Hôpital Henry-Gabrielle -- Hospices civils de Lyon : les soignants s'opposent aux mesures de la direction

29 Juin 2011

La direction d'Henry-Gabrielle, un hôpital lyonnais spécialisé dans les soins de suite de rééducation, vient de se heurter à la colère du personnel soignant. Sous prétexte qu'elle ne trouve pas de personnel infirmier pour rouvrir un service -- fermé précédemment pour manque de personnel ! -- elle veut tout bonnement le prendre sur les autres services. Pour ce faire elle enlèverait une infirmière dans chaque unité.

Après une première tentative, elle avait dû reculer devant la mobilisation du personnel. Il n'était pas question de se retrouver à six infirmières seulement pour vingt-cinq patients lourdement handicapés. La direction et les médecins, reconnaissant la difficulté de prendre en charge les malades, qui sont souvent tétraplégiques, proposaient de les « panacher » en prenant un patient lourdement handicapé pour deux patients l'étant moins.

Le personnel avait été très choqué par cette proposition de trier ainsi les entrées. Et que devenaient les autres patients qui attendent leur rééducation ? Les cliniques privées refusent ce type de patients dont la prise en charge est trop lourde, et donc pas rentable pour ces marchands de soins. Le malade allait donc rester dans un lit en service de neurologie sans les soins de rééducation appropriés.

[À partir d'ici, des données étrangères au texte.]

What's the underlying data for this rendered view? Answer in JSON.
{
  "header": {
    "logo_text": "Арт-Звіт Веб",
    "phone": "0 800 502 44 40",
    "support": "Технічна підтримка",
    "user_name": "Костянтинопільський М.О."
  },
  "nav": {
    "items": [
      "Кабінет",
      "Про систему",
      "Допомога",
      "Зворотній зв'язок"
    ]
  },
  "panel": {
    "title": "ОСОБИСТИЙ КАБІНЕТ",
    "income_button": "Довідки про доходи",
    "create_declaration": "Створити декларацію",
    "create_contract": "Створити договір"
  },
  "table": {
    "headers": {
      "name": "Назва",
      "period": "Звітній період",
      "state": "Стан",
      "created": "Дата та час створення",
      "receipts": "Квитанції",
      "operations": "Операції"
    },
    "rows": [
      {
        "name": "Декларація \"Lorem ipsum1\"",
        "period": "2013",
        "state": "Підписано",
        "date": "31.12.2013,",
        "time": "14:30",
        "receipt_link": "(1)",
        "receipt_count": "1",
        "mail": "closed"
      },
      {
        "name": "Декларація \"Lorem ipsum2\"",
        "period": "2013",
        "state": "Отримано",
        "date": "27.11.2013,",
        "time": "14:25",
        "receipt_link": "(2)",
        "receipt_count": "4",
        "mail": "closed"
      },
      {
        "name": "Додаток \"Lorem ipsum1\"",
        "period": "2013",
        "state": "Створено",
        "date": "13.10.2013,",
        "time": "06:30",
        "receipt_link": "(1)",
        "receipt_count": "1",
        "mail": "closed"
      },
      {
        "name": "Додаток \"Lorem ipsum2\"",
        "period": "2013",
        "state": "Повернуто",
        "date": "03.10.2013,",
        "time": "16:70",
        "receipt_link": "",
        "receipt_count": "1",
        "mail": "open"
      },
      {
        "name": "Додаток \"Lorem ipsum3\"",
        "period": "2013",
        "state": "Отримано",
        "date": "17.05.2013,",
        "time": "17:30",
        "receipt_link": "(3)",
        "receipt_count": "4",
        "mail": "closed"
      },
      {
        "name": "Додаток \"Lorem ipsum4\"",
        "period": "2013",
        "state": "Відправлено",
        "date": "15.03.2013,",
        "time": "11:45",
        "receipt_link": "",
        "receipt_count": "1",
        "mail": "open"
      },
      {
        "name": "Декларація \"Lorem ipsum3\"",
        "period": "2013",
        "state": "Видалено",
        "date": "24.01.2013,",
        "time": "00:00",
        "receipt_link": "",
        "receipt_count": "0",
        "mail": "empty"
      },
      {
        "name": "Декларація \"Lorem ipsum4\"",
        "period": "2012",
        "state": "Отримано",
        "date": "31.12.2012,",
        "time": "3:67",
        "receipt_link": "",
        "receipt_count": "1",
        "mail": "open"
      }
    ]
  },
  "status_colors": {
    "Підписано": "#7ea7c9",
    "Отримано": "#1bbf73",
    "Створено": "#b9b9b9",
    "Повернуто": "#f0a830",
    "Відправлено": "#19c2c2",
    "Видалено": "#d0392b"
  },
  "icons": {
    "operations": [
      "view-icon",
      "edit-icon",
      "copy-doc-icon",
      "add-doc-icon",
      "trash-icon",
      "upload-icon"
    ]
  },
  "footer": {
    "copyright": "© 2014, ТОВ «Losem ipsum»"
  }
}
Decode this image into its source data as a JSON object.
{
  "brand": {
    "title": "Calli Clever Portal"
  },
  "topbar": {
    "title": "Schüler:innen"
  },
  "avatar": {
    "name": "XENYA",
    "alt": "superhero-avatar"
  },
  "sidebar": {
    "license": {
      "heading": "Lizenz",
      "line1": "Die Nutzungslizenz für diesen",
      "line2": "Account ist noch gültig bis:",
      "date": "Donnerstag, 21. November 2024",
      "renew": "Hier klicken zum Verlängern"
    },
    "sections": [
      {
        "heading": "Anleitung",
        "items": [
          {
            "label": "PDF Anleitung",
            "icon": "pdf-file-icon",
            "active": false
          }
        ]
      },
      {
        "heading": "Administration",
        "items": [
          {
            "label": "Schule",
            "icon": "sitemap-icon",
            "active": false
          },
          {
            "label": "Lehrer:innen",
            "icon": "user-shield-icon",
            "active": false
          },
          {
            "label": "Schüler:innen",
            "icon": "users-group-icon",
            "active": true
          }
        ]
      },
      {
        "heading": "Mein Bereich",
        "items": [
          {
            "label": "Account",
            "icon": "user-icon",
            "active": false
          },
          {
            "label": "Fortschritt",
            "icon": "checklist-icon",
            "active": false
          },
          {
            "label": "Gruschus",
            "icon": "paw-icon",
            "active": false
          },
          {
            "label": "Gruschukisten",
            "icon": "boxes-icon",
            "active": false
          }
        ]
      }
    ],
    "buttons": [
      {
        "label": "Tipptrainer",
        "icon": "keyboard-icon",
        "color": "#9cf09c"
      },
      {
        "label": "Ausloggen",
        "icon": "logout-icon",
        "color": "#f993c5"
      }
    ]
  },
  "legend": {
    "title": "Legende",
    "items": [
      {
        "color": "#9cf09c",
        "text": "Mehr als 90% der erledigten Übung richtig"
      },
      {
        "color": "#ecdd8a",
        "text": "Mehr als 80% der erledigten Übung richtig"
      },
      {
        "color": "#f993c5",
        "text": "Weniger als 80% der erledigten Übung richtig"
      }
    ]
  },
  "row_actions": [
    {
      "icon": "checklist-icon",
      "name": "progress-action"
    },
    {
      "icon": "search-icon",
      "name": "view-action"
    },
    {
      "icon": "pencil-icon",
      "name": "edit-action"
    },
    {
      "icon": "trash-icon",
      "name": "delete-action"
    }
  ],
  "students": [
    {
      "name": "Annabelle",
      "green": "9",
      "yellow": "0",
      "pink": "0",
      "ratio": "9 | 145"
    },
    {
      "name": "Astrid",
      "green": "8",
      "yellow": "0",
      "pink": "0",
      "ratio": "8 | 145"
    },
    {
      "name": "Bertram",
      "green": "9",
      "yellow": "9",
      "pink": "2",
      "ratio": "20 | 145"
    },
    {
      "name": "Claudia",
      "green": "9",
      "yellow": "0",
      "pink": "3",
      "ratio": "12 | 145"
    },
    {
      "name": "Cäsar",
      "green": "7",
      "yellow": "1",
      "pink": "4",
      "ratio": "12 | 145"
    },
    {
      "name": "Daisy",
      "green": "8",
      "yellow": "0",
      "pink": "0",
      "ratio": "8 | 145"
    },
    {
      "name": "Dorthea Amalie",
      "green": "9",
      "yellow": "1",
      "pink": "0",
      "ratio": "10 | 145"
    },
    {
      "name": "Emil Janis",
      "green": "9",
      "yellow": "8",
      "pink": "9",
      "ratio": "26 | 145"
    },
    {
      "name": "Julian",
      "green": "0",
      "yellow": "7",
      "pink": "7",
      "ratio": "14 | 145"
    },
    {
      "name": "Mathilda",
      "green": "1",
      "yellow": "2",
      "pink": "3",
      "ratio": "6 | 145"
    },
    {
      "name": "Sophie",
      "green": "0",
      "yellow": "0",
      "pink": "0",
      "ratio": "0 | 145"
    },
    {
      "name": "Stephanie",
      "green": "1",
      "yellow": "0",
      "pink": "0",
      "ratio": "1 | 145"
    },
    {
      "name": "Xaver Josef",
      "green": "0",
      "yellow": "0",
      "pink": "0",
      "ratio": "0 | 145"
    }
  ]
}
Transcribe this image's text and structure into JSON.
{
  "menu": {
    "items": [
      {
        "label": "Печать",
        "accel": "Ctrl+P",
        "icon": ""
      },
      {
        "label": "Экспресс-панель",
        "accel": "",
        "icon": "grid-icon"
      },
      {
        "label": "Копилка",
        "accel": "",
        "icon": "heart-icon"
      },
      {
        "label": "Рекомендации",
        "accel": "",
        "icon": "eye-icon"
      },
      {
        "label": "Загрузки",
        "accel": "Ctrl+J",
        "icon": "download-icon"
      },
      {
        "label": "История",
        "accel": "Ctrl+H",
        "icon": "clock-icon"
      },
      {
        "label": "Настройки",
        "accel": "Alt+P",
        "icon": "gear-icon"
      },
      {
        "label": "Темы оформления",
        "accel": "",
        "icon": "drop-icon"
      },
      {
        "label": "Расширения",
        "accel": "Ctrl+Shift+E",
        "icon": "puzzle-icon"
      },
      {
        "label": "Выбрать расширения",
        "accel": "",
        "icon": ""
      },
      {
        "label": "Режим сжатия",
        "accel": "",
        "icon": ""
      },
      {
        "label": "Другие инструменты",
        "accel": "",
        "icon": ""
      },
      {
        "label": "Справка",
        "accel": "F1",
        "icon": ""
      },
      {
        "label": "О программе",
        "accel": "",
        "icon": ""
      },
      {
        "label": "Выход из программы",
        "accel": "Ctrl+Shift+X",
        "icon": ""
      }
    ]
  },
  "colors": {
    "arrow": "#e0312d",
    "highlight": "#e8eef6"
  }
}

La direction revient donc à la charge, prête à passer en force, annonçant l'application des premières mesures dès septembre.

La riposte ne s'est pas fait attendre. Les équipes de soins ont débrayé, se réunissant devant le lieu d'une réunion de présentation du projet organisée par la direction. Les grévistes en ont profité pour établir un cahier de revendications, réclamant le maintien des postes infirmiers et des effectifs suffisants pour tenir compte des remplacements et assurer un bon accueil de tous les malades. Ils ont installé des banderoles à l'entrée de l'hôpital : « Non à la braderie des postes infirmiers », « Pas de quotas d'admission. »

Dans les hôpitaux de rééducation et suite de soins, la tarification à l'activité va s'appliquer à partir de 2012, et la direction va voir ses budgets de fonctionnement diminuer. Du coup elle cherche des moyens de compenser cette baisse de ressources, en augmentant l'activité sans augmenter les effectifs.

Inutile de dire que la mobilisation du personnel déplaît fortement à la direction. Celle-ci a même le culot de reprocher aux grévistes de faire fuir les infirmières qui voudraient venir sur l'établissement ! Un comble, alors que c'est l'aggravation constante des conditions de travail -- sous-effectif quotidien, retours sur repos, changements de planning incessants -- qui empêche les candidatures et favorise les départs.

En tout cas, face à ces attaques répétées et à la dureté des mesures, tous sont conscients qu'il faudra amplifier la mobilisation. D'autant plus que, derrière la politique de la direction, il y a les directives de l'Agence régionale de santé et plus haut encore du gouvernement.